I’m guessing many of us had a piggy bank when we were younger, or if you didn’t, you still understand how it works. A kid earns or receives money in some way and then they put it in their piggy bank. The idea behind a piggy bank is to encourage kids to save their money. Generally speaking, having a full piggy bank is supposed to make you feel good, proud. This isn’t to say that money equals happiness, but rather security or a means to get something you want. For the purpose of our analogy, the fuller your “love bank”, the better off your relationship.

Now that you and your partner know your goal, it’s time to talk about how you achieve it together.

  • To start, each of you should come up with a few “deposits” that your partner can do or say that helps fill your “love bank”. For example, one action that I came up with was hugging. I live for hugs! When someone hugs me, I hug them until they let me go. I just can’t get enough!
  • One of my husband’s ideas for himself was for me to make him lunch for work. It seemed silly to me at first, but he explained that even though he can hit the drive-thru or go out to eat on his lunch break, he feels a little extra loved when I hand-pack him lunch each day. 
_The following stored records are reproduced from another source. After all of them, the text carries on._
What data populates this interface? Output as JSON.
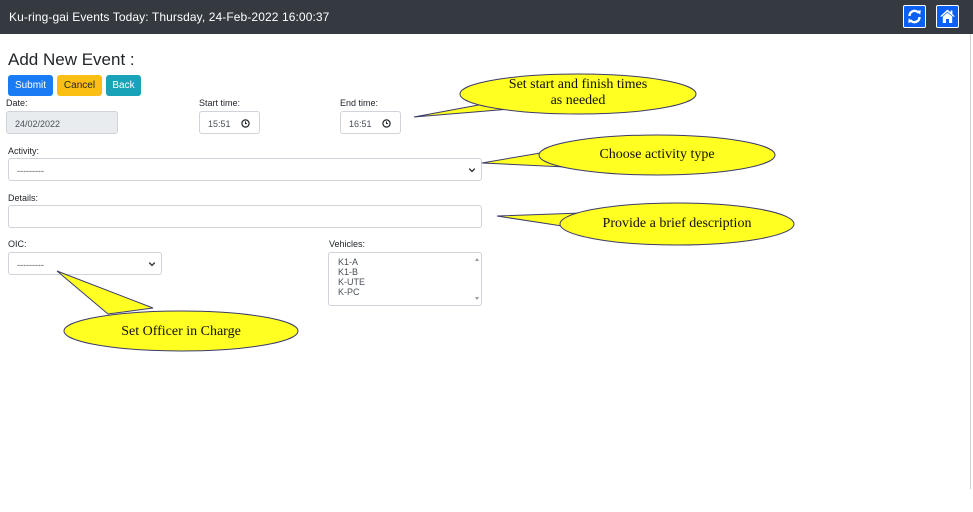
{
  "header": {
    "title": "Ku-ring-gai Events Today: Thursday, 24-Feb-2022 16:00:37",
    "refresh_icon": "refresh-icon",
    "home_icon": "home-icon",
    "icon_color": "#0b60f4"
  },
  "form": {
    "heading": "Add New Event :",
    "buttons": {
      "submit": "Submit",
      "cancel": "Cancel",
      "back": "Back"
    },
    "date": {
      "label": "Date:",
      "value": "24/02/2022"
    },
    "start_time": {
      "label": "Start time:",
      "value": "15:51"
    },
    "end_time": {
      "label": "End time:",
      "value": "16:51"
    },
    "activity": {
      "label": "Activity:",
      "value": "---------"
    },
    "details": {
      "label": "Details:",
      "value": ""
    },
    "oic": {
      "label": "OIC:",
      "value": "---------"
    },
    "vehicles": {
      "label": "Vehicles:",
      "options": [
        "K1-A",
        "K1-B",
        "K-UTE",
        "K-PC"
      ]
    }
  },
  "callouts": {
    "times": [
      "Set start and finish times",
      "as needed"
    ],
    "activity": "Choose activity type",
    "details": "Provide a brief description",
    "oic": "Set Officer in Charge",
    "fill_color": "#ffff22"
  },
  "colors": {
    "header_bg": "#343a40",
    "submit": "#1a7cf4",
    "cancel": "#fbbf13",
    "back": "#18a3b8"
  }
}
Extra hugs and lunches from home. That’s it?

love bank
Image courtesy of Jacquelyn Genevieve Photography

Silly me, part of the exercise was to realize that we aren’t necessarily asking the world of our partners to help us feel full and loved. A hug and a lunch seem so minuscule – like pennies. Which is exactly the point of the love bank. Pennies add up. Little acts of love add up.

Over the following weeks, my husband would give me a long, tight hug and say, “I’m just trying to fill up your love bank.” We giggled the first few times, it felt a little silly. However as time went on I realized he was filling my bank in two ways at once: he was not only giving me the hug I asked for – he was also making the effort to apply the analogy. 

Now, in case it wasn’t obvious, withdrawals from the love bank take the form of disagreements. Small disagreements take a little out of the bank, bigger arguments take more. Sometimes it can feel like an especially difficult argument can empty the bank completely. If you’ve been arguing more than usual without making any deposits, you may find yourself with a negative balance. Only now, you’ve got the framework to start filling your love bank back up.

Love is an action, not just a feeling. So even if we had an intense disagreement last night, I can leave my husband a hand-made lunch to take to work the next morning, and he’ll know I’m still showing him my love. 

What are some ways you think your partner could fill your “love bank”?